Judith Bauhuis approached the task by initially defining the word ‘future’: “For me, the future is the current generation of children and adolescents.” She then decided to design a kitchen for the place at which children are, among other places, prepared for their futures – kindergarten. “Consciously preparing and eating together and the necessary clearing up is what I believe future-oriented food culture is all about”, explains the aspiring interior designer.
The jury was convinced by the practical relevance of the design that is based on flexible modules in various working heights for children. Furthermore, the numerous creative ideas with which kids can help prepare food more easily, and hence more willingly, were decisive: inlaid, and therefore non-slip, chopping boards provide greater safety, while child-appropriate icons on drawers allow little ones to understand without having to read.
And the naming of her design also showed the jury that she had thought out everything down to the very last detail. In Low German, ‘lütt’ means ‘small’ – which together with the ‘chen’ from the English word ‘kitchen’ makes up the name ‘Lüttchen’. From this, Bauhuis created the logo as a convincing word and figurative trademark.
Häcker Kitchens has now brought the ‘Lüttchen’ design to life on a 1:1 scale. The conceptual design was implemented by Anna Schmidt who is currently completing a dual course of study to become a wood technology engineer focussing on product and design management. Honest and robust materials, such as solid oak and smoked oak were used for the true-to-scale model. The sink is made from resistant, low-maintenance stoneware. This means that the kitchen is able to cope even with the huge impact of countless small hands.

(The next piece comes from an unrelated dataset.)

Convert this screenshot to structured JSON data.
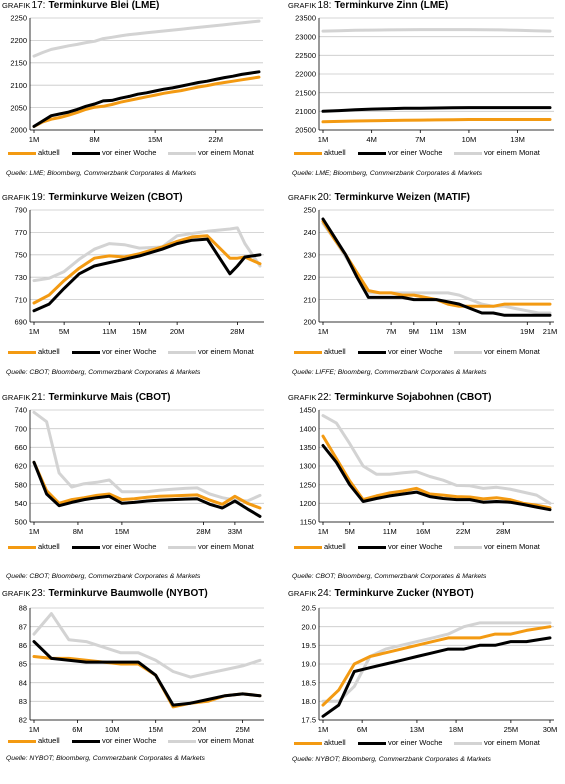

In the case of the project, the commitment on the part of Häcker began with an intensive product training seminar for the participants focussing on the topic of the kitchen, which included a tour of the manufacturing facilities. “Following this, it was very interesting for us to see how the students approached the design task”, comments Michael Dittberner, Head of Product Development & Product Management at Häcker. “In the case of ‘Lüttchen’, we were positively surprised by – and simultaneously thrilled with – the revolutionary ‘childlike’, and hence very exceptional, view of a kitchen.”